Al Shei shook her head and made her way over to the banks of luggage carriers. She took out her pen and wrote her hotel address and Lipinski’s on the cart’s memory board and added enough credit for the cart to get their bags to their rented quarters. The receipt had just finished printing off when Lipinski came up behind her.

“I know, I know, I know,” he said, dropping his duffle into the cart and sliding the lid shut. “It’s necessary to keep the colony functioning. They have to be careful, but do they have to run you through the same questions three times?”

Al Shei didn’t bother to answer. She wanted to be at the hospital already. She wanted everything to have gone right and to be over with.
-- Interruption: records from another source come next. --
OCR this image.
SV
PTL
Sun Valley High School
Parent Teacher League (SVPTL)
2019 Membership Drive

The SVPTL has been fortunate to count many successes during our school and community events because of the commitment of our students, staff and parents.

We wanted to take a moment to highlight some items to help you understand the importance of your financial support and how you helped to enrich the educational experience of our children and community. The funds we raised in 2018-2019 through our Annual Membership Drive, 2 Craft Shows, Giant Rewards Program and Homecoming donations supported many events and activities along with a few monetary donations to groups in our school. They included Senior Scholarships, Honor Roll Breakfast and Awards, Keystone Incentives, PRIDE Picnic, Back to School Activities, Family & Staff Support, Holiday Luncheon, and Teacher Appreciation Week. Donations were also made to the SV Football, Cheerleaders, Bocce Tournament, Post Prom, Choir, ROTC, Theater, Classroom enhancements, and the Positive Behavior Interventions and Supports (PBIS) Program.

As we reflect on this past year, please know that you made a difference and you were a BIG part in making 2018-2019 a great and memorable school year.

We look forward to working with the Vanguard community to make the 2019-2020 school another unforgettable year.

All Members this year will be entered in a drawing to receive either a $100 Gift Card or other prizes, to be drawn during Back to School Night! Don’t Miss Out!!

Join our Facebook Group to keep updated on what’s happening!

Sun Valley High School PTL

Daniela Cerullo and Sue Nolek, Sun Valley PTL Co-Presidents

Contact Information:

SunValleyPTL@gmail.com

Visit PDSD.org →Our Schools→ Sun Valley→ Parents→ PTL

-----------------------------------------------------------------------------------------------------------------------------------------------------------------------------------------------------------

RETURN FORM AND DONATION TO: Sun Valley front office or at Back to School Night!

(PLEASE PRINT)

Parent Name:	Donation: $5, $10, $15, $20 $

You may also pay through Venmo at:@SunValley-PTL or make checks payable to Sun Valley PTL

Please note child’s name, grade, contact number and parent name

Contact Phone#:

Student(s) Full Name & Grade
They followed the signs to the tram station which was little more than an insulated metal tunnel riveted to the side of the port building. The tram was automated and roofed, but open on the sides. Under the bored eye of the operator in his white tunic and trousers, Al Shei wrote their destination across the memory board and was relieved to see it slot them first on the list.

They had barely sat themselves down on one of the thinly padded benches when the tram lurched forward and pulled out into the bright sunlight.

New Medina was situated in the middle of a desert plain. Distant mountains provided a backdrop for the minarets and domes. Cultivated fields patrolled by automated irrigators passed on both sides. The farmland was broken occasionally by boxy outbuildings or processing mills. The shuttles flights to and from the port were bright needles of silver in the blue sky. On the road, the rest of the traffic glided or rattled by, depending on its state of repair. The wind was hot and dusty, but Al Shei could still smell the distant cool scent of the Persian River.

Al Shei felt her shoulders hunch up. All the openness was a little intimidating. As a child of the Management Union Earth, Al Shei was used to a barrier between herself and the wide outer world.

Maybe that,
she reflected, is why most starbirds are from Earth.
We’re used to being shut in all the time.

 
Gradually, the greenscape became narrower and the buildings became bigger. None of them, though, were allowed to actually touch the tall sandstone wall that marked the edge of the city proper.

The New Medina hospital was a bright, white conglomeration of buildings with grounds that backed onto the city wall. Arched corridors like tunnels of chalk connected its modules. Red crescent moons topped the spires on its three central domes. The tram took them past carefully cultivated groves of orange trees and date palms. Patients in clean blue robes strolled on the lawns or sat in the sun, each one followed by a crab-legged medical drone. These patients had conditions too severe to be taken care of by the neighborhood doctors that the hospital serviced with information and advice. These were the surgeries, the long-term illnesses and those who needed new tissue, limbs or organs grown in the bio-gardens.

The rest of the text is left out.